Daisey’s considerable accomplishment as an actor and a lucid storyteller aside, the show’s titular content is where it’s at its weakest. He paints a colorful but indistinct portrait of the American Theater as an aging, dying art form. It’s not that he doesn’t paint it well – he absolutely does. He talks chillingly of aging subscriber bases and listening to the hiss of oxygen tanks from the darkness beyond the stage; he expresses his deep fear that he is surfing through life on the last crest of American theater’s relevance, even going so far as to say that after him, "they’ll turn off the lights." He even includes a great bit about freeze-dried boxes of actors being dropped off from New York or “Law & Order” to work with a director who scrawled a drunk concept blueprint on a SoHo cocktail napkin before boarding a private jet to join the thawing actors for three weeks; that this is usually done with some specious connection to ‘community’ and how it would be entirely ludicrous if, say, professional sports worked like this.
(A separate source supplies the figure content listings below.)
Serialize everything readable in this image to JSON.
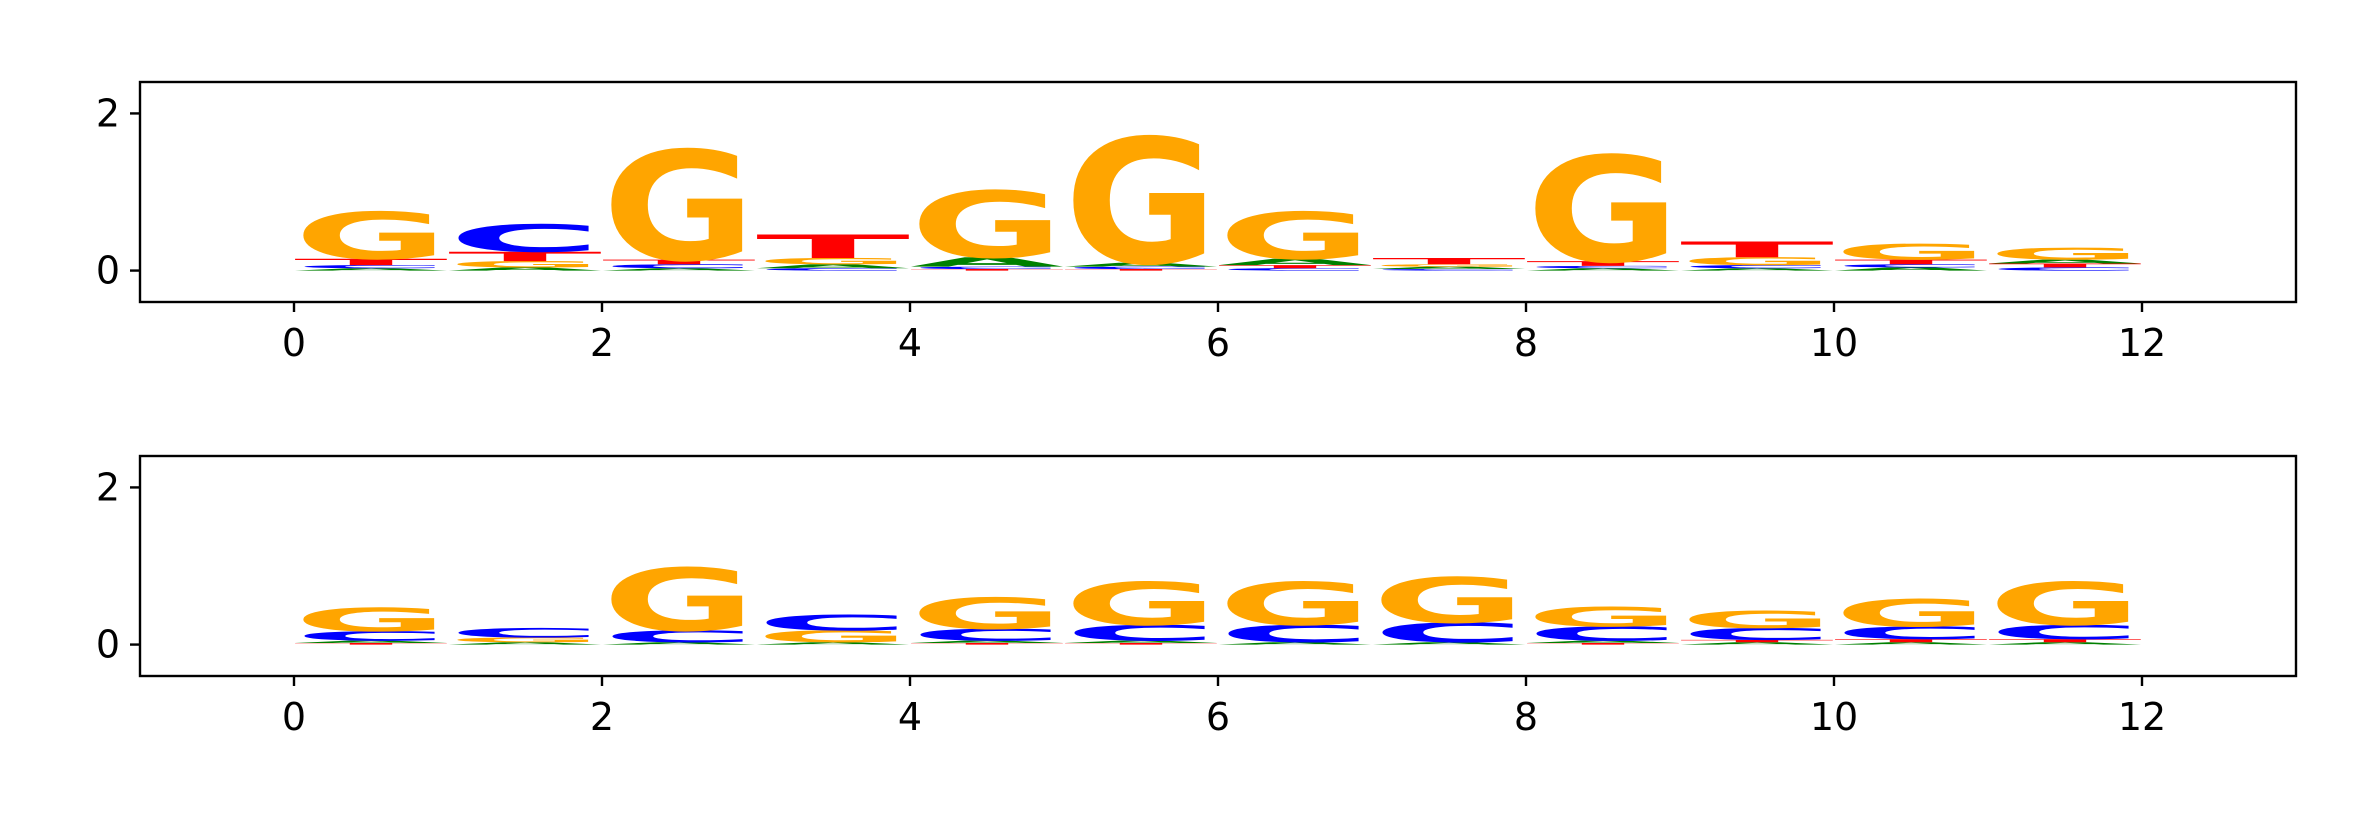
{
  "colors": {
    "A": "#008000",
    "C": "#0000ff",
    "G": "#ffa500",
    "T": "#ff0000"
  },
  "chart_data": [
    {
      "type": "sequence-logo",
      "xlim": [
        -1,
        13
      ],
      "ylim": [
        -0.4,
        2.4
      ],
      "xticks": [
        0,
        2,
        4,
        6,
        8,
        10,
        12
      ],
      "yticks": [
        0,
        2
      ],
      "positions": [
        {
          "x": 0,
          "letters": [
            {
              "base": "A",
              "h": 0.03
            },
            {
              "base": "C",
              "h": 0.04
            },
            {
              "base": "T",
              "h": 0.08
            },
            {
              "base": "G",
              "h": 0.6
            }
          ]
        },
        {
          "x": 1,
          "letters": [
            {
              "base": "A",
              "h": 0.04
            },
            {
              "base": "G",
              "h": 0.08
            },
            {
              "base": "T",
              "h": 0.12
            },
            {
              "base": "C",
              "h": 0.35
            }
          ]
        },
        {
          "x": 2,
          "letters": [
            {
              "base": "A",
              "h": 0.03
            },
            {
              "base": "C",
              "h": 0.05
            },
            {
              "base": "T",
              "h": 0.06
            },
            {
              "base": "G",
              "h": 1.4
            }
          ]
        },
        {
          "x": 3,
          "letters": [
            {
              "base": "C",
              "h": 0.03
            },
            {
              "base": "A",
              "h": 0.05
            },
            {
              "base": "G",
              "h": 0.08
            },
            {
              "base": "T",
              "h": 0.3
            }
          ]
        },
        {
          "x": 4,
          "letters": [
            {
              "base": "T",
              "h": 0.02
            },
            {
              "base": "C",
              "h": 0.03
            },
            {
              "base": "A",
              "h": 0.12
            },
            {
              "base": "G",
              "h": 0.85
            }
          ]
        },
        {
          "x": 5,
          "letters": [
            {
              "base": "T",
              "h": 0.02
            },
            {
              "base": "C",
              "h": 0.03
            },
            {
              "base": "A",
              "h": 0.05
            },
            {
              "base": "G",
              "h": 1.6
            }
          ]
        },
        {
          "x": 6,
          "letters": [
            {
              "base": "C",
              "h": 0.03
            },
            {
              "base": "T",
              "h": 0.04
            },
            {
              "base": "A",
              "h": 0.08
            },
            {
              "base": "G",
              "h": 0.6
            }
          ]
        },
        {
          "x": 7,
          "letters": [
            {
              "base": "C",
              "h": 0.02
            },
            {
              "base": "A",
              "h": 0.03
            },
            {
              "base": "G",
              "h": 0.03
            },
            {
              "base": "T",
              "h": 0.08
            }
          ]
        },
        {
          "x": 8,
          "letters": [
            {
              "base": "A",
              "h": 0.03
            },
            {
              "base": "C",
              "h": 0.03
            },
            {
              "base": "T",
              "h": 0.06
            },
            {
              "base": "G",
              "h": 1.35
            }
          ]
        },
        {
          "x": 9,
          "letters": [
            {
              "base": "A",
              "h": 0.03
            },
            {
              "base": "C",
              "h": 0.04
            },
            {
              "base": "G",
              "h": 0.1
            },
            {
              "base": "T",
              "h": 0.2
            }
          ]
        },
        {
          "x": 10,
          "letters": [
            {
              "base": "A",
              "h": 0.04
            },
            {
              "base": "C",
              "h": 0.04
            },
            {
              "base": "T",
              "h": 0.06
            },
            {
              "base": "G",
              "h": 0.2
            }
          ]
        },
        {
          "x": 11,
          "letters": [
            {
              "base": "C",
              "h": 0.04
            },
            {
              "base": "T",
              "h": 0.05
            },
            {
              "base": "A",
              "h": 0.05
            },
            {
              "base": "G",
              "h": 0.15
            }
          ]
        }
      ]
    },
    {
      "type": "sequence-logo",
      "xlim": [
        -1,
        13
      ],
      "ylim": [
        -0.4,
        2.4
      ],
      "xticks": [
        0,
        2,
        4,
        6,
        8,
        10,
        12
      ],
      "yticks": [
        0,
        2
      ],
      "positions": [
        {
          "x": 0,
          "letters": [
            {
              "base": "T",
              "h": 0.02
            },
            {
              "base": "A",
              "h": 0.03
            },
            {
              "base": "C",
              "h": 0.12
            },
            {
              "base": "G",
              "h": 0.3
            }
          ]
        },
        {
          "x": 1,
          "letters": [
            {
              "base": "A",
              "h": 0.03
            },
            {
              "base": "G",
              "h": 0.06
            },
            {
              "base": "C",
              "h": 0.12
            }
          ]
        },
        {
          "x": 2,
          "letters": [
            {
              "base": "A",
              "h": 0.03
            },
            {
              "base": "C",
              "h": 0.15
            },
            {
              "base": "G",
              "h": 0.8
            }
          ]
        },
        {
          "x": 3,
          "letters": [
            {
              "base": "A",
              "h": 0.03
            },
            {
              "base": "G",
              "h": 0.15
            },
            {
              "base": "C",
              "h": 0.2
            }
          ]
        },
        {
          "x": 4,
          "letters": [
            {
              "base": "T",
              "h": 0.02
            },
            {
              "base": "A",
              "h": 0.03
            },
            {
              "base": "C",
              "h": 0.15
            },
            {
              "base": "G",
              "h": 0.4
            }
          ]
        },
        {
          "x": 5,
          "letters": [
            {
              "base": "T",
              "h": 0.02
            },
            {
              "base": "A",
              "h": 0.03
            },
            {
              "base": "C",
              "h": 0.2
            },
            {
              "base": "G",
              "h": 0.55
            }
          ]
        },
        {
          "x": 6,
          "letters": [
            {
              "base": "A",
              "h": 0.03
            },
            {
              "base": "C",
              "h": 0.22
            },
            {
              "base": "G",
              "h": 0.55
            }
          ]
        },
        {
          "x": 7,
          "letters": [
            {
              "base": "A",
              "h": 0.03
            },
            {
              "base": "C",
              "h": 0.25
            },
            {
              "base": "G",
              "h": 0.58
            }
          ]
        },
        {
          "x": 8,
          "letters": [
            {
              "base": "T",
              "h": 0.02
            },
            {
              "base": "A",
              "h": 0.03
            },
            {
              "base": "C",
              "h": 0.18
            },
            {
              "base": "G",
              "h": 0.25
            }
          ]
        },
        {
          "x": 9,
          "letters": [
            {
              "base": "A",
              "h": 0.03
            },
            {
              "base": "T",
              "h": 0.03
            },
            {
              "base": "C",
              "h": 0.15
            },
            {
              "base": "G",
              "h": 0.22
            }
          ]
        },
        {
          "x": 10,
          "letters": [
            {
              "base": "A",
              "h": 0.03
            },
            {
              "base": "T",
              "h": 0.04
            },
            {
              "base": "C",
              "h": 0.16
            },
            {
              "base": "G",
              "h": 0.35
            }
          ]
        },
        {
          "x": 11,
          "letters": [
            {
              "base": "A",
              "h": 0.03
            },
            {
              "base": "T",
              "h": 0.04
            },
            {
              "base": "C",
              "h": 0.18
            },
            {
              "base": "G",
              "h": 0.55
            }
          ]
        }
      ]
    }
  ]
}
The tone, when Daisey is railing against the American Theater establishment, is melodramatic and alarmist.  And it’s just this cynical topic that makes the show so engaging to experience. He is really mad; strong emotions are key to any sense of drama.  And a talented monologist trying to tackle these tough questions is a welcome change from what Daisey describes as all that "academic mist" about the dwindling audiences and commercialization and corporatism and the "end of theater". Unfortunately, How Theater Failed America‘s biggest hole is its almost total omission of alternatives.  If American Theater is so tied up in real estate or ailing or too corporate or failing, then what can be done to start bailing it out?